Following the recent release of the Rapha Roadmap, a two-year study into the state of professional cycling, the Rapha Foundation is the next step in the brand’s ambitious efforts to see professional cycling became the most popular sport in the world.
Assembled by four authors 2017 and 2018, the 128-page Rapha Roadmap makes several suggestions to help grow the sport. Among the conclusions were that the most obvious method for growing the sport’s participation is to “improve its existing local communities and to build new ones.”
“The possibility of stronger funding for amateur development programs would boost the entire sport,” the Rapha Roadmap states. “These programs — perhaps funded in part by a professional team or event organizers — could create an unbroken rider development path, from a grassroots regional club to the very top level of pro cycling, mirroring the feeder programs that are already well established in other sports.”
In this case, the funding comes not from a pro team or event organizer, but from the brand that commissioned the study — and more specifically, from its founder and CEO, Simon Mottram, along with new shareholders Tom and Steuart Walton, who invested a reported $225 million into the brand in 2017.
The Walton brothers are grandsons of Sam Walton, founder of Walmart, based in Bentonville, Arkansas. The Walton Family Foundation has invested over $70 million into cycling infrastructure in the region, and is helping fund the 2022 UCI Cyclocross World Championships in Fayetteville, Arkansas.
The Rapha Foundation’s stated mission is to build toward a better future for the sport “by inspiring, empowering and supporting the next generation of racers.”
The five inaugural grantees are the Amy D. Foundation, Boulder Junior Cycling, USA Cycling’s MudFund, the National Interscholastic Cycling Association (NICA), and New York City’s Star Track winter velodrome program.

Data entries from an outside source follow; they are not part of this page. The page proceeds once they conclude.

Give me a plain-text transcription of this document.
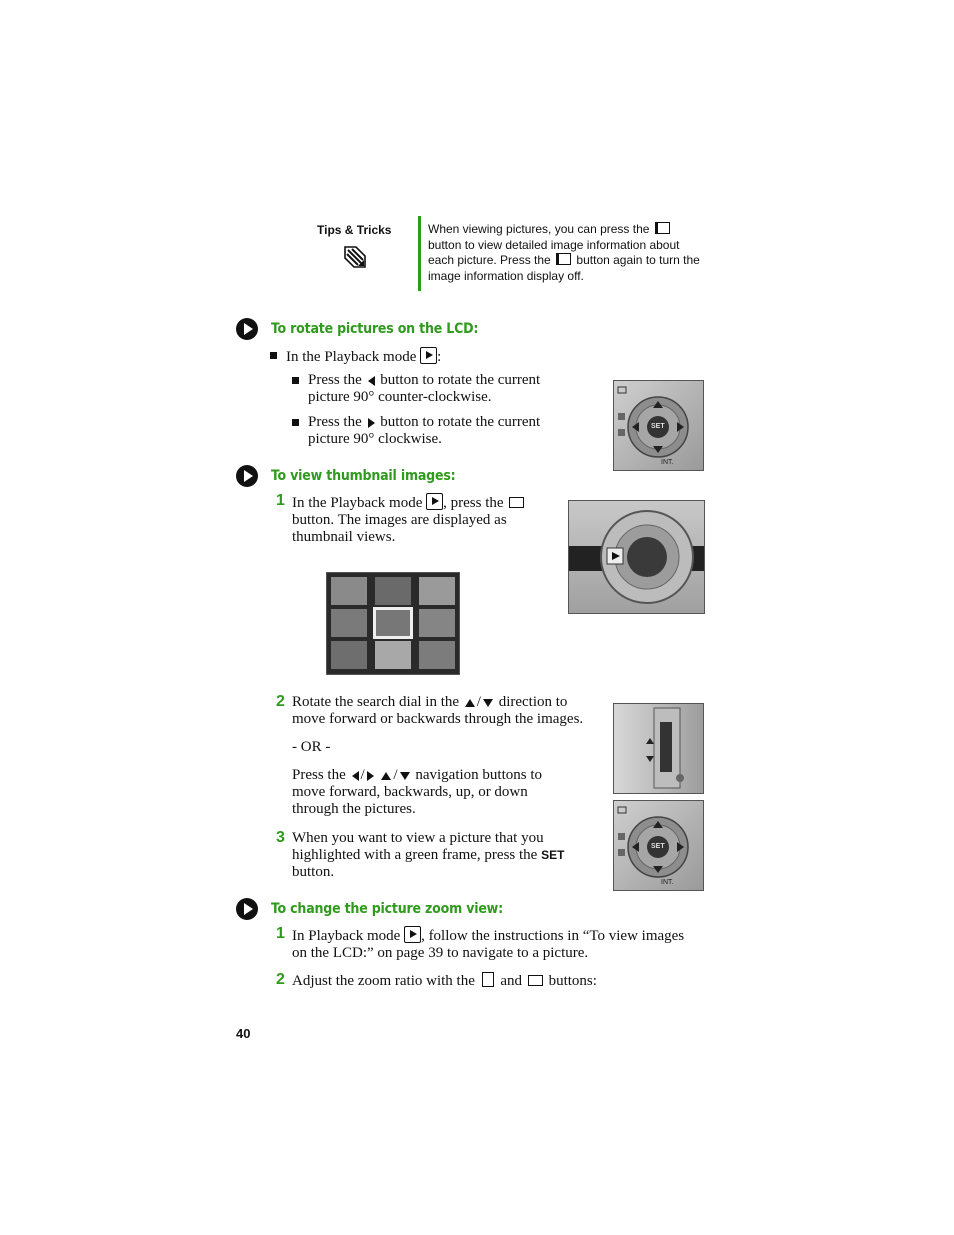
Tips & Tricks	When viewing pictures, you can press the
button to view detailed image information about
each picture. Press the button again to turn the
image information display off.
To rotate pictures on the LCD:
In the Playback mode :
Press the button to rotate the current
picture 90° counter-clockwise.
Press the button to rotate the current
picture 90° clockwise.
SET
INT.
To view thumbnail images:
1 In the Playback mode , press the
button. The images are displayed as
thumbnail views.
2 Rotate the search dial in the / direction to
move forward or backwards through the images.
- OR -
Press the / / navigation buttons to
move forward, backwards, up, or down
through the pictures.
3 When you want to view a picture that you
highlighted with a green frame, press the SET
button.
SET
INT.
To change the picture zoom view:
1 In Playback mode , follow the instructions in “To view images
on the LCD:” on page 39 to navigate to a picture.
2 Adjust the zoom ratio with the and buttons:
40
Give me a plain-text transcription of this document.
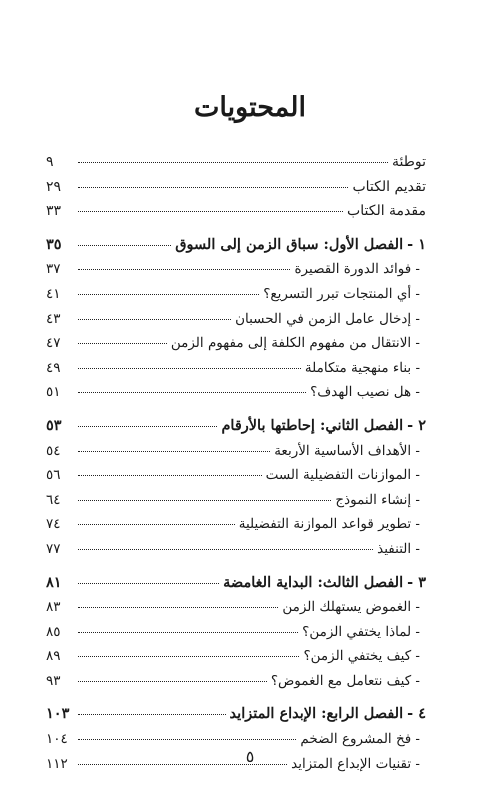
المحتويات
توطئة
٩
تقديم الكتاب
٢٩
مقدمة الكتاب
٣٣
١ -
الفصل الأول: سباق الزمن إلى السوق
٣٥
- فوائد الدورة القصيرة
٣٧
- أي المنتجات تبرر التسريع؟
٤١
- إدخال عامل الزمن في الحسبان
٤٣
- الانتقال من مفهوم الكلفة إلى مفهوم الزمن
٤٧
- بناء منهجية متكاملة
٤٩
- هل نصيب الهدف؟
٥١
٢ -
الفصل الثاني: إحاطتها بالأرقام
٥٣
- الأهداف الأساسية الأربعة
٥٤
- الموازنات التفضيلية الست
٥٦
- إنشاء النموذج
٦٤
- تطوير قواعد الموازنة التفضيلية
٧٤
- التنفيذ
٧٧
٣ -
الفصل الثالث: البداية الغامضة
٨١
- الغموض يستهلك الزمن
٨٣
- لماذا يختفي الزمن؟
٨٥
- كيف يختفي الزمن؟
٨٩
- كيف نتعامل مع الغموض؟
٩٣
٤ -
الفصل الرابع: الإبداع المتزايد
١٠٣
- فخ المشروع الضخم
١٠٤
- تقنيات الإبداع المتزايد
١١٢	٥
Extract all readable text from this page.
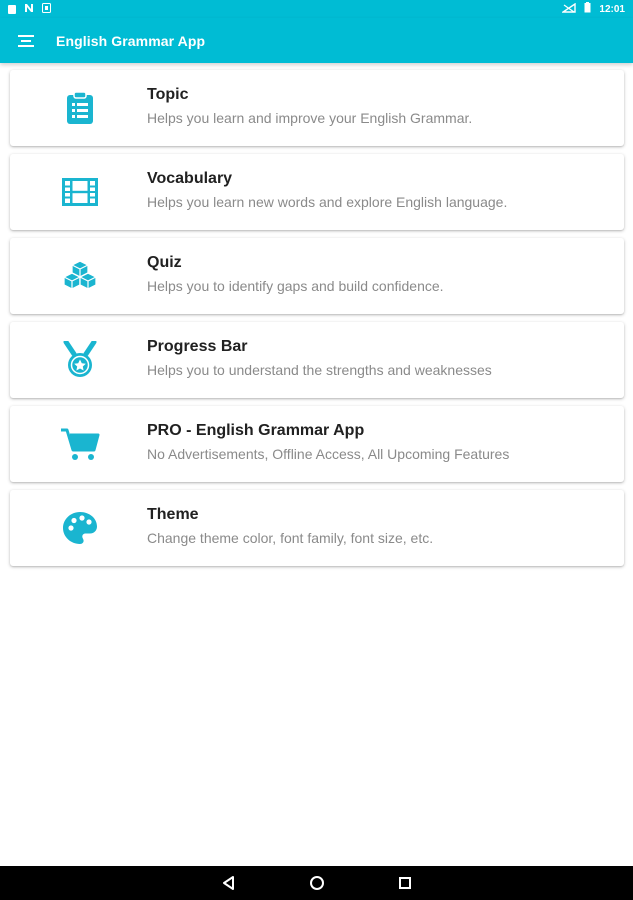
12:01
English Grammar App
Topic
Helps you learn and improve your English Grammar.
Vocabulary
Helps you learn new words and explore English language.
Quiz
Helps you to identify gaps and build confidence.
Progress Bar
Helps you to understand the strengths and weaknesses
PRO - English Grammar App
No Advertisements, Offline Access, All Upcoming Features
Theme
Change theme color, font family, font size, etc.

“Fortunately, we have shareholders now who have enough money to put their money where my mouth is,” Mottram told CyclingTips. “It’s fantastic that we’re able to do it. It comes from the Roadmap, but I suppose it also comes initially from the way we started the company, which was to try and make the sport more popular. And having a foundation, which enables us to invest into the grassroots of the sport, was always enticing, and something we would have loved to have done. And the Roadmap gives it a more sharp focus.
“Because the Roadmap is really focused on professional sport, as the very important ‘shop window’ that will have a halo, helping those aspiring, talented young riders is the next thing to do. Tom and Steuart putting up the seed funding is amazing.”
Mottram said that Rapha identified up to 100 potential organizations around the world, and then narrowed that down to a field of 25. Without identifying the Rapha brand, the foundation asked each organization to submit a proposal on how they would use the funding.
Potential grantees are invited to apply for funding on a biannual basis in the spring and autumn. Applicants must be registered charities, including 501c3 organizations for US-based institutions, and equivalent institutions outside the US.
“We will be able to track how the funds are being used,” Mottram said. “There’s a very specific undertaking for each of them. Star Track, in Queens, focuses around a winter training program, and the facilities to be able to do that; they’ve got their outdoor track, but the more-talented riders want to train in the winter, they need somewhere to go with stationary bikes, they need to be taken around. The MudFund has a strong focus on travel grants, and getting people to be able to go and race cyclocross overseas.
“Each of these grantees set out in detail what they wanted to do, and how they would apply the funds. And we’ll definitely be checking on how they do that.”
While seed funding for the Rapha Foundation was provided by the Walton brothers, Rapha will ultimately look to its customers, and members of the Rapha Cycling Club, to help provide funding. The second round of funding will be announced in November.
“We will expect to raise significant funds doing things ourselves,” Mottram said. “We do quite a few charity rides. My son is disabled, so we’ve always done ridiculously long rides to raise money for autism. We’ve raised over a million pounds in the last five years for that. So getting people to come do things, to raise money for good causes, is something that we’ve always done. I think there will be an element of that.
“There will be an element of check-out contributions, getting involved however they want. I suppose we’re lucky in that we sell direct to the consumer, so we have this group of people who feel some kind of affinity to Rapha, and we’d like to encourage them to get involved.”